“O capitalismo globalizado está destruindo a capacidade de os indivíduos se tornarem independentes.” Esta é uma das conclusões a que o sociólogo francês Robert Castel chegou através de seus estudos sobre a sociedade e a crise da modernidade. Castel é um dos conferencistas do Simpósio Internacional O futuro da autonomia, organizado pelo Instituto Humanitas. A IHU On-Line, com o apoio do professor Benno Dischinger, entrevistou Castel pessoalmente.
Na entrevista, Castel fala em como construir uma sociedade autônoma sem criar indivíduos individualistas, analisa também o futuro da autonomia e as conseqüências da crise na modernidade e o lugar do trabalho e dos suportes sociais. “O indivíduo isolado não chega a lugar algum”, pois precisa de “proteções promovidas por uma sociedade coletiva”, conclui Castel.
Robert Castel é sociólogo e professor da École des Hautes Études en Sciences Sociales, Paris, França. É autor de inúmeros livros, dentre eles "As metamorfoses da questão social" (Editora Vozes: Petrópolis, 1998) e "A insegurança social. O que é ser protegido?" (Vozes: Petrópolis, 2005).
Confira a entrevista.
IHU On-Line – Como construir uma sociedade de indivíduos sem criar indivíduos cada vez mais individualistas?
Robert Castel – Essa é uma questão fundamental, embora muito difícil de ser respondida. A tendência atual é que as pessoas se considerem membros de uma sociedade de indivíduos, ou seja, de uma sociedade individualista. Isso é verdadeiro, pois o indivíduo é de fato um valor de referência para a modernidade, mas ele sozinho não consegue existir positivamente. O indivíduo isolado é, de alguma maneira, levado “pelas águas” e não chega a lugar algum.
O importante é procurar articular esses valores individuais dentro de uma dimensão do coletivo no qual o indivíduo se encontra. Então, somente dentro desse coletivo ele pode se proteger e ser protegido da competição, constante e mesmo louca, que vem existindo. Dentro de um coletivo é que ele consegue conquistar realmente o seu lugar, a sua classe. Como articular a dimensão do indivíduo dentro de um coletivo é uma questão imensa e muitíssimo difícil.

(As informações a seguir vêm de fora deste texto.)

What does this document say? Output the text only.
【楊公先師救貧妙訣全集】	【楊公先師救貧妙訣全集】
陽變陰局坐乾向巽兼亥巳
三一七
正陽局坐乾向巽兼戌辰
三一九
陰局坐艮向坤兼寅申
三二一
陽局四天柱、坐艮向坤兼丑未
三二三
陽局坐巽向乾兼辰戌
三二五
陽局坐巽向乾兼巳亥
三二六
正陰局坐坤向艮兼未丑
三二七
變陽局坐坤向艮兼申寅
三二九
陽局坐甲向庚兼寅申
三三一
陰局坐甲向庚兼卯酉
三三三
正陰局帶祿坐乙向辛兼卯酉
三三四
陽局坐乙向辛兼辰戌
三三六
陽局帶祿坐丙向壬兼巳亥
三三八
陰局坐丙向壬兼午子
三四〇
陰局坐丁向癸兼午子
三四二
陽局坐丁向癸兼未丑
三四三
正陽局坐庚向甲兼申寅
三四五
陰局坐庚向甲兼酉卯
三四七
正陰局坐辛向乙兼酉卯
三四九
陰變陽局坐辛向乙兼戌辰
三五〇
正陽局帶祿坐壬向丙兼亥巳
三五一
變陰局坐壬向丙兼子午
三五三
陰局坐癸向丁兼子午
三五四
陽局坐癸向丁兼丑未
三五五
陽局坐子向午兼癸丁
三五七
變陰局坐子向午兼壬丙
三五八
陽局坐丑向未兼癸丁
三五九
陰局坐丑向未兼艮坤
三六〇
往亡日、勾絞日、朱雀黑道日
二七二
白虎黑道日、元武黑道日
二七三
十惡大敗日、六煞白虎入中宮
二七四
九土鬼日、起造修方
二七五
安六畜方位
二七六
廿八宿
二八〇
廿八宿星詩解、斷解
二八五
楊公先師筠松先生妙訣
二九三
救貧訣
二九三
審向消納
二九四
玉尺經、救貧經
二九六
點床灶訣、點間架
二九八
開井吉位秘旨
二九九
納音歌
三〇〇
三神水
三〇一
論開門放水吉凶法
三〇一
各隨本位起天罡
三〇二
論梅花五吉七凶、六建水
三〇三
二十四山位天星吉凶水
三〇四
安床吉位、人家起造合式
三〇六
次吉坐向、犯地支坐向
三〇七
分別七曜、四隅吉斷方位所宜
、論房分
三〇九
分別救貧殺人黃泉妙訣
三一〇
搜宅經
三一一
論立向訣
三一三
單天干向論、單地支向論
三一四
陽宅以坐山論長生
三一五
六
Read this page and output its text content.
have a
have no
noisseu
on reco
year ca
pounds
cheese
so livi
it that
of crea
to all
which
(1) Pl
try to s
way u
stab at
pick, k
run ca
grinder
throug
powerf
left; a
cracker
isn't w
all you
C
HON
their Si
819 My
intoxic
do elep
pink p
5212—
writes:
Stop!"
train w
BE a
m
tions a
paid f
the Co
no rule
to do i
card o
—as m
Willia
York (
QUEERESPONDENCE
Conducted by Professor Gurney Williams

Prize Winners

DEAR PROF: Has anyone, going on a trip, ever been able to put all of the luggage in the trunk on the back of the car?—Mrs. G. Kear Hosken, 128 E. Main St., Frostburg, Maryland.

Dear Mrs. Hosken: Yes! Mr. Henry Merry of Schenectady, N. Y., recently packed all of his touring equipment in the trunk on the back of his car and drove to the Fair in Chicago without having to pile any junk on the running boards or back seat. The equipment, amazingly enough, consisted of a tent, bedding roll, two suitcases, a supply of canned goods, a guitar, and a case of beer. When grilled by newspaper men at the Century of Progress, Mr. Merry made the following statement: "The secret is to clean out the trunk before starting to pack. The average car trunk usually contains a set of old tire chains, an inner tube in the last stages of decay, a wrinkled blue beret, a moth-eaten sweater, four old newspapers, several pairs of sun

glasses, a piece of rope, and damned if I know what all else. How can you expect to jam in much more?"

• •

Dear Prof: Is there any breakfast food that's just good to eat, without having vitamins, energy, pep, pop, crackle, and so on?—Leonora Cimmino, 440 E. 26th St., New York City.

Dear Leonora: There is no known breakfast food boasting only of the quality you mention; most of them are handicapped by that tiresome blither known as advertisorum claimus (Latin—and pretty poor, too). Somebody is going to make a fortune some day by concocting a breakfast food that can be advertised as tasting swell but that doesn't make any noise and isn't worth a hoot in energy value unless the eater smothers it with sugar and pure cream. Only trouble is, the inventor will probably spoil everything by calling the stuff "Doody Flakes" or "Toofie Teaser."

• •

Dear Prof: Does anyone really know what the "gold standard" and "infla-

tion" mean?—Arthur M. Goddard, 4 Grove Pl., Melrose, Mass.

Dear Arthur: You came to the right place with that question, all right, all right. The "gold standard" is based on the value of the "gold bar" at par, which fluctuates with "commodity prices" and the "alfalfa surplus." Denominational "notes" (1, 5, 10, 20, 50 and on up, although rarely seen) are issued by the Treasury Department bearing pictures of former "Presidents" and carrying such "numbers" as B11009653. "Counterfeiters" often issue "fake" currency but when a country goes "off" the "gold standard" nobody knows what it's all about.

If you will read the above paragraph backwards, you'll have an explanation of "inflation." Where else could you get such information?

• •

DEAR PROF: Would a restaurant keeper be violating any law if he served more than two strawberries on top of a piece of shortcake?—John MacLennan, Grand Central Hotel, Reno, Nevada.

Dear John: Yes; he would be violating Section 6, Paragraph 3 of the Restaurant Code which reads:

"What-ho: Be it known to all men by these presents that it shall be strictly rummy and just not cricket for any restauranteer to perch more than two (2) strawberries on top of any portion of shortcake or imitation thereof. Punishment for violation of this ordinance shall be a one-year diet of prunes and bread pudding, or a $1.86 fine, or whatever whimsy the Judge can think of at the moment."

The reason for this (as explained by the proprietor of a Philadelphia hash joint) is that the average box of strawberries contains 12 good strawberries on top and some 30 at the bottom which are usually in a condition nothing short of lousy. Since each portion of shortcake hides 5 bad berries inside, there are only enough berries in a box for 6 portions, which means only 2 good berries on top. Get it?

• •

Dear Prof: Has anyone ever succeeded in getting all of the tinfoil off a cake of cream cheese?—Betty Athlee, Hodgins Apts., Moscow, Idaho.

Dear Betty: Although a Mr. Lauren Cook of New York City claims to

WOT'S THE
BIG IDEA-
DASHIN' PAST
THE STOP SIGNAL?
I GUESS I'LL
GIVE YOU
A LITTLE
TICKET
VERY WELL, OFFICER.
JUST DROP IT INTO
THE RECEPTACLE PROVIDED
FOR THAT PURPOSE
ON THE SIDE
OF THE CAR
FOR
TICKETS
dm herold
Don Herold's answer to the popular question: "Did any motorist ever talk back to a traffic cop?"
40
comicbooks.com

IHU On-Line – É possível pensar na autonomia dentro dessa construção de uma sociedade de indivíduos?
Robert Castel – O indivíduo não é algo que cai do céu com capacidade de decidir sem ajuda externa. Portanto, ele não é um indivíduo autônomo que surge dentro da sociedade de forma inesperada, pois necessita de condições para poder existir. Para se alimentar, por exemplo, ele não é autônomo, isto é, precisa encontrar esse alimento em algum lugar, depende quase sempre de outrem. Ele também tem necessidade de direitos sociais, promovidos por uma sociedade onde ele possa ser amparado por inúmeras proteções, como a aposentadoria. O trabalhador que não tem mais condições de trabalhar e não possui este amparo passa por uma situação terrível, pois não sabe quem vai mantê-lo. Ele está condenado, muitas vezes, a pedir esmola, a quase morrer, a ficar num abrigo de indigentes, entre outras situações devastadoras.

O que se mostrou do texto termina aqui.